Bat Ouija Board - Go Batty Summoning Spirits
Check out this Bat Ouija Board. Now you can summon bat spirits as well as human spirits. I’m guessing. Not that you’ll get any answers from bats since it will all come out as E-E-K and E-E-E-E-K. Thanks for the wisdom guys. Did you just phantom guano on my shoulder? Yeah, that’s ectoplasmic bat scat, alright. I wonder if you can summon Batman with this thing. It would probably just tell me I had the wrong number. But you know me, I’ll keep trying until it blocks me.

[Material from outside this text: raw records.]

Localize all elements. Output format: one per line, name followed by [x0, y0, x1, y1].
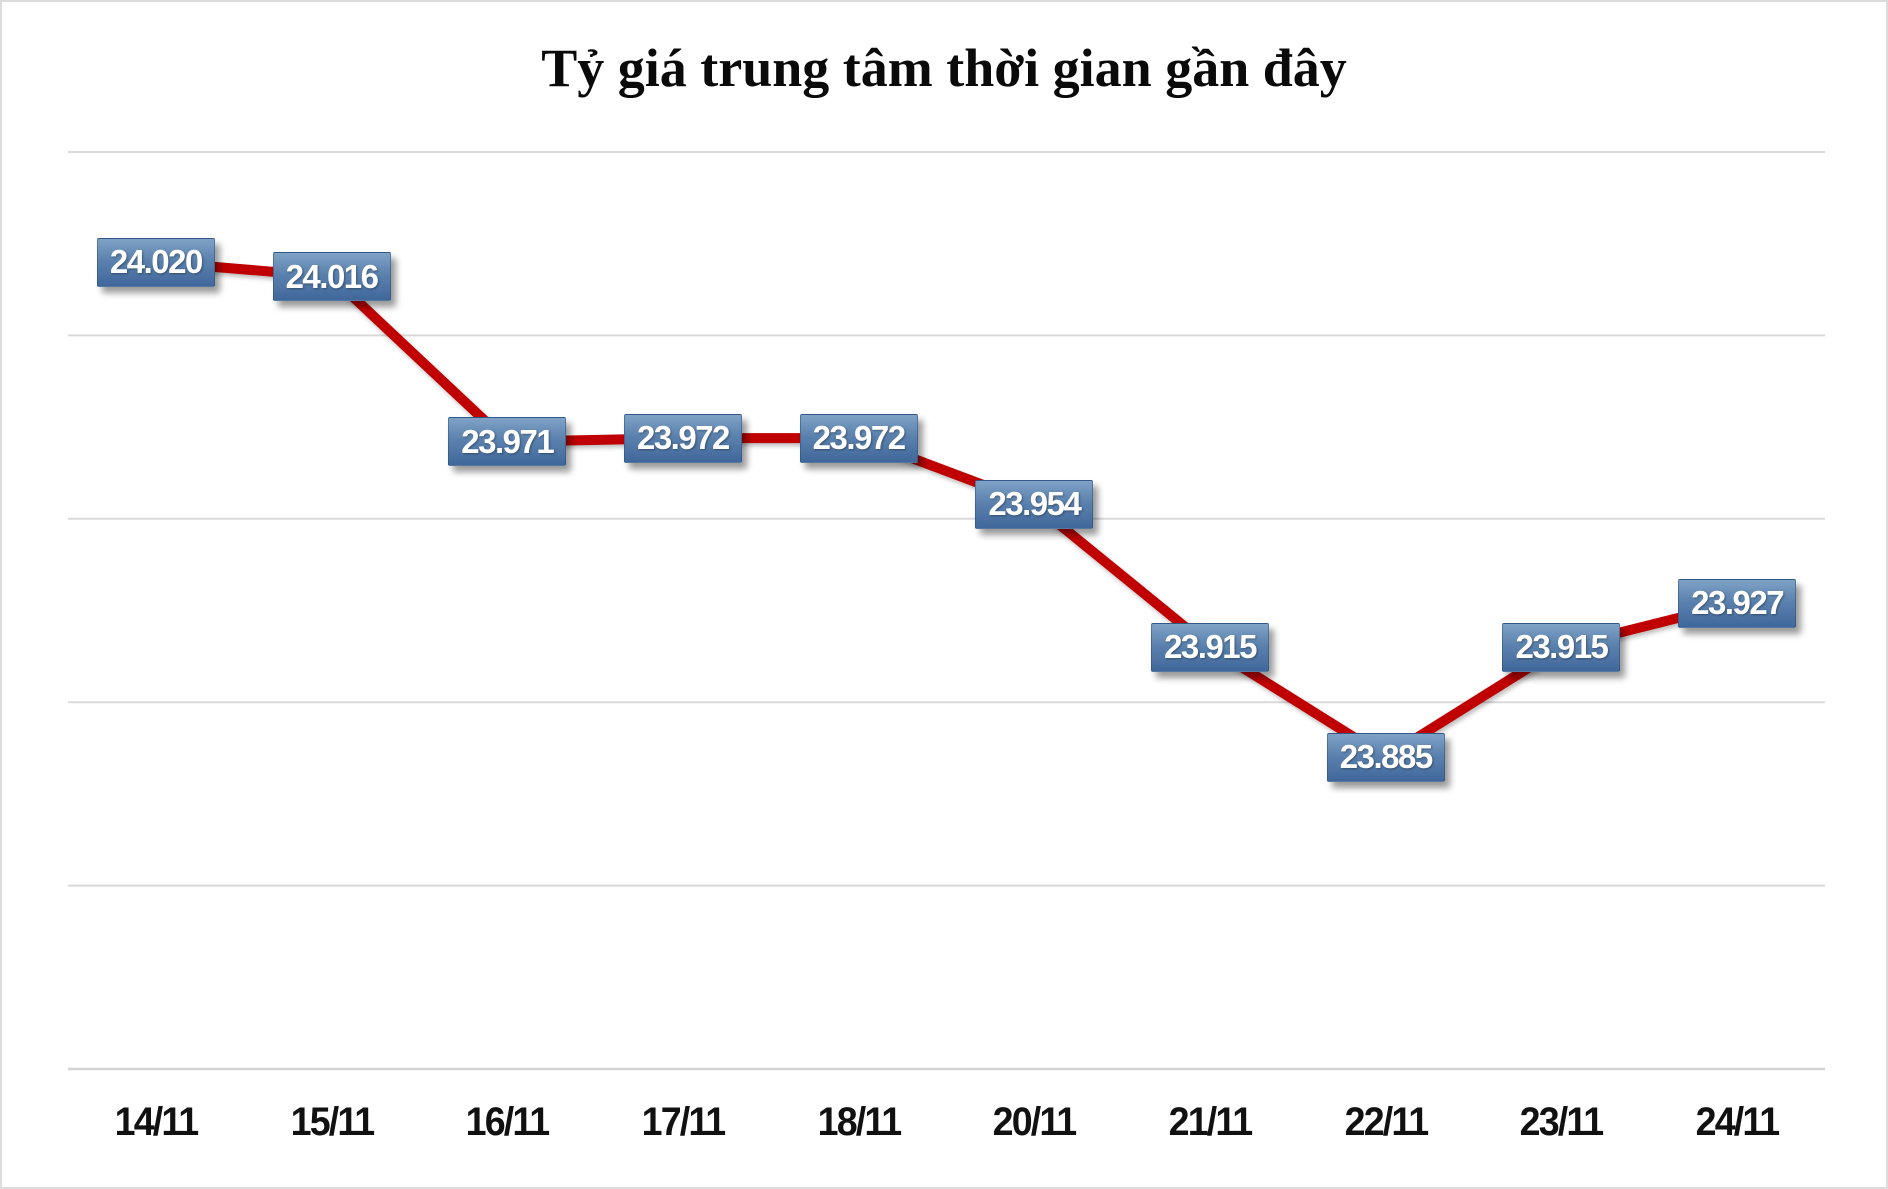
data-label: 23.927	[1678, 578, 1797, 628]
x-axis-label: 14/11	[114, 1100, 199, 1144]
series-line	[150, 257, 1743, 763]
x-axis-label: 22/11	[1344, 1100, 1428, 1144]
data-label: 23.972	[623, 413, 742, 463]
exchange-rate-line	[150, 257, 1743, 763]
data-label: 23.971	[448, 417, 567, 467]
x-axis-label: 17/11	[641, 1100, 726, 1144]
data-label: 23.885	[1326, 732, 1445, 782]
data-label: 23.954	[975, 479, 1094, 529]
x-axis-label: 20/11	[993, 1100, 1077, 1144]
x-axis-label: 18/11	[817, 1100, 901, 1144]
gridlines	[68, 151, 1825, 1071]
x-axis-label: 24/11	[1695, 1100, 1780, 1144]
x-axis-label: 23/11	[1520, 1100, 1604, 1144]
data-label: 24.016	[272, 252, 391, 302]
data-label: 23.915	[1151, 622, 1270, 672]
x-axis-label: 21/11	[1168, 1100, 1253, 1144]
x-axis-label: 15/11	[290, 1100, 374, 1144]
data-label: 24.020	[96, 237, 215, 287]
chart-title: Tỷ giá trung tâm thời gian gần đây	[541, 38, 1347, 98]
data-label: 23.972	[799, 413, 918, 463]
data-label: 23.915	[1502, 622, 1621, 672]
x-axis-label: 16/11	[465, 1100, 550, 1144]
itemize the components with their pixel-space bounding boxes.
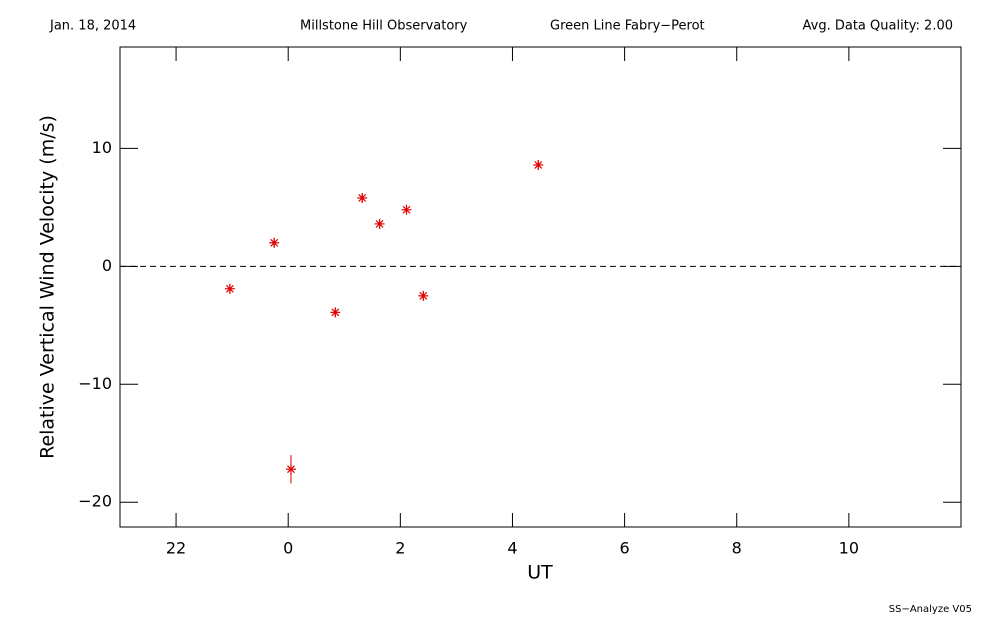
footer: SS−Analyze V05 xyxy=(889,604,972,615)
point xyxy=(357,192,368,203)
point xyxy=(269,237,280,248)
y-tick-label: 10 xyxy=(92,138,112,157)
plot-frame xyxy=(119,46,962,528)
point xyxy=(374,218,385,229)
x-axis-label: UT xyxy=(527,562,553,584)
header-quality: Avg. Data Quality: 2.00 xyxy=(803,19,953,34)
point xyxy=(286,464,297,475)
x-tick-label: 8 xyxy=(732,539,742,558)
point xyxy=(224,283,235,294)
header-instrument: Green Line Fabry−Perot xyxy=(550,19,705,34)
point xyxy=(401,204,412,215)
point xyxy=(418,290,429,301)
header-site: Millstone Hill Observatory xyxy=(300,19,468,34)
x-tick-label: 4 xyxy=(507,539,517,558)
y-tick-label: −10 xyxy=(78,374,112,393)
x-tick-label: 22 xyxy=(166,539,186,558)
x-tick-label: 2 xyxy=(395,539,405,558)
point xyxy=(533,159,544,170)
x-tick-label: 0 xyxy=(283,539,293,558)
point xyxy=(330,307,341,318)
y-axis-label: Relative Vertical Wind Velocity (m/s) xyxy=(37,115,59,459)
x-tick-label: 6 xyxy=(620,539,630,558)
y-tick-label: −20 xyxy=(78,492,112,511)
x-tick-label: 10 xyxy=(839,539,859,558)
y-tick-label: 0 xyxy=(102,256,112,275)
header-date: Jan. 18, 2014 xyxy=(49,19,136,34)
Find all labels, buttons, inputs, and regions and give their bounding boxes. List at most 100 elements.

This Ouija board will look awesome in a seance room or any room or belfry. Perfect for Halloween too. Go batty with it. I hope you talk to some chatty batties. Does it actually summon bats? Like some Jedi-Master spirit bat that can impart wisdom. Because that isn’t hard to do. Heck, I can summon a wise old bat without a spirit board. I’ll just call my mother. Whoa. Wait a minute… Is that what a motherboard is? Is it a board that summons mothers? That could be good, because there are definitely some milfs I’d like to summon if you know what I’m saying and I think you do. Check out more spirit boards.

Amazing Modern Skull Mirror

Amazing Modern Skull Mirror
This Modern Skull Mirror looks badass. How do I look today? Let me consult the great and powerful skull mirror. This bit of home decor will add a touch of gothic style to your home. Whether you dwell in haunted house or a non-haunted abode, it’s an awesome upgrade.  It’s made in Italy, so you know it’s good. They’ll tell you themselves. With their hands. Mirror mirror on the wall who is the fairest one of all? It’s me, isn’t it? Gotta be me. Not bragging or anything. Just stating facts. I’m so vain. I probably think this post is about me. I’m so vain. Whereas old people are more vein. They are full of them in fact and you can see them. Ew! I do gaze into this gothic bat mirror a lot, though. It drives me batty, but I have to have a look to see if I look bat-ter than ever. Anywho, this cool mirror is going to make your home look badass my friend. It’s gothic chic and creepy cool. If you ain’t got this amazing mirror you just ain’t cool. You will be using a reflective skull to check out your own skull. That’s a win/win.